MONTREAL – Fiscal 2021 revenue decreased 18.7% to $249.5 million, primarily due to the impact of the Covid-19 pandemic on radio revenues, broadcaster and commercial music supplier Stingray Group said late Wednesday.
Adjusted EBITDA for fiscal 2021, ended March 31st, decreased $3.8 million or 3.2% to $114.3 million and adjusted EBITDA margin was 45.8% compared to 38.5% for fiscal 2020.
Net income for fiscal 2021, however, was $45.1 million, compared to $14 million for the prior year. The increase “was mainly related to a mark-to-market gain on derivative instruments, to lower legal expenses and to a foreign exchange gain, partially offset by higher income taxes, by a negative change in fair value of investments following the sale of securities held in AppDirect Inc., by higher performance and deferred share unit expense and by lower operating results,” reads the release.
The company said in its release it is poised to ride a post-Covid rebound in fiscal 2022 as Q4 results showed the pandemic was easing and the company recorded organic growth in its broadcast (which doesn’t include radio) and recurring commercial music revenues.
Plus, its operating expenses materially decreased 25.2% to $142.5 million.

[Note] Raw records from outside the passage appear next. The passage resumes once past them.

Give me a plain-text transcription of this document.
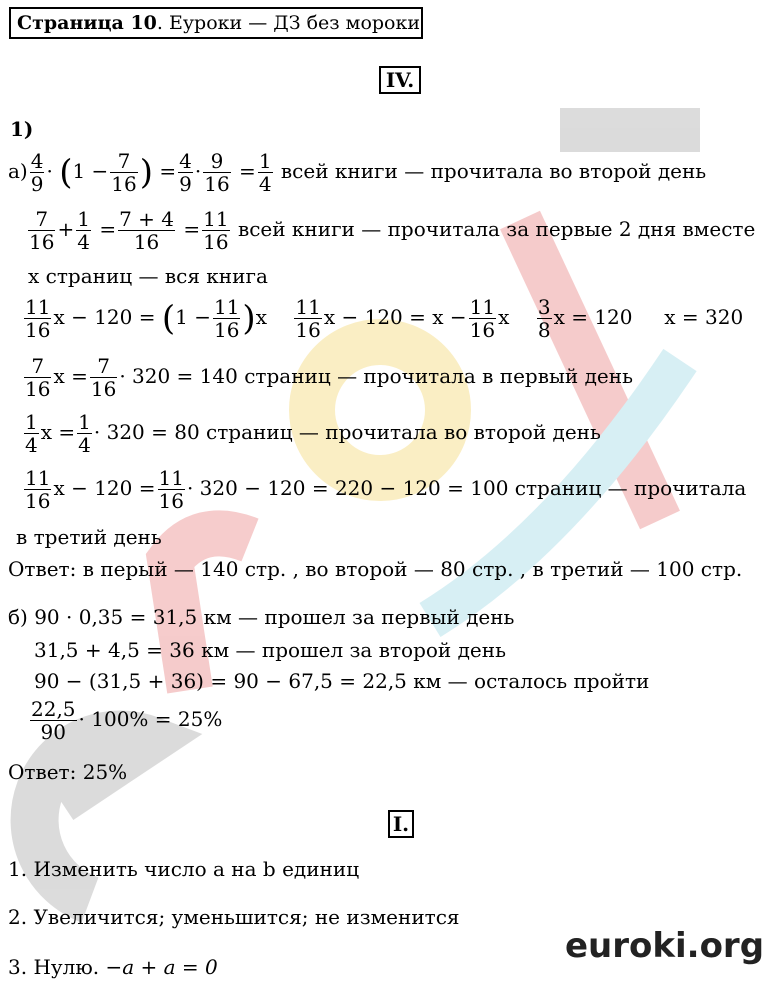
Страница 10. Еуроки — ДЗ без мороки
IV.
1)
$а) \frac{4}{9} \cdot (1 - \frac{7}{16}$ ) = $\frac{4}{9} \cdot \frac{9}{16} = \frac{1}{4}$ всей книги — прочитала во второй день
$\frac{7}{16} + \frac{1}{4} = \frac{7 + 4}{16} = \frac{11}{16}$ всей книги — прочитала за первые 2 дня вместе
х страниц — вся книга
$\frac{11}{16}$ $х - 120 = (1 - \frac{11}{16} )х \frac{11}{16}$ $х - 120 = х - \frac{11}{16}$ х $\frac{3}{8}$ х = 120 х = 320
$\frac{7}{16}$ $х = \frac{7}{16} \cdot 320 = 140$ страниц — прочитала в первый день
$\frac{1}{4}$ $х = \frac{1}{4} \cdot 320 = 80$ страниц — прочитала во второй день
$\frac{11}{16}$ $х - 120 = \frac{11}{16} \cdot 320 - 120 = 220 - 120 = 100$ страниц — прочитала
в третий день
Ответ: в перый — 140 стр. , во второй — 80 стр. , в третий — 100 стр.
б) 90 · 0,35 = 31,5 км — прошел за первый день
31,5 + 4,5 = 36 км — прошел за второй день
90 − (31,5 + 36) = 90 − 67,5 = 22,5 км — осталось пройти
$\frac{22,5}{90} \cdot 100\% = 25\%$
Ответ: 25%
I.
1. Изменить число а на b единиц
2. Увеличится; уменьшится; не изменится
3. Нулю. −a + a = 0
euroki.org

“We had a very solid year considering the context of the past months,” said president and CEO Eric Boyko in the press release. “We delivered results which surpassed our expectations, reduced our net debt by close to $35 million, maintained $22 million in dividend payments and repurchased $10 million in shares.
“We also invested in the Stingray Business in the U.S., laying the foundation for future growth, and continued to build on solid traction in SVOD and FAST channels.”
“We concluded the year with more than half a million streaming subscribers. We expect solid incremental organic gains in fiscal 2022 and remain on track to reach one million subscribers,” he added.
“We move into 2022 with leaner and more agile operations, significant growth opportunities, a solid financial position and fully prepared to take advantage of the expected recovery in radio. Adopting a more offensive stance, our capital allocation strategy will shift towards acquisitions and the repurchasing of shares,” he concluded.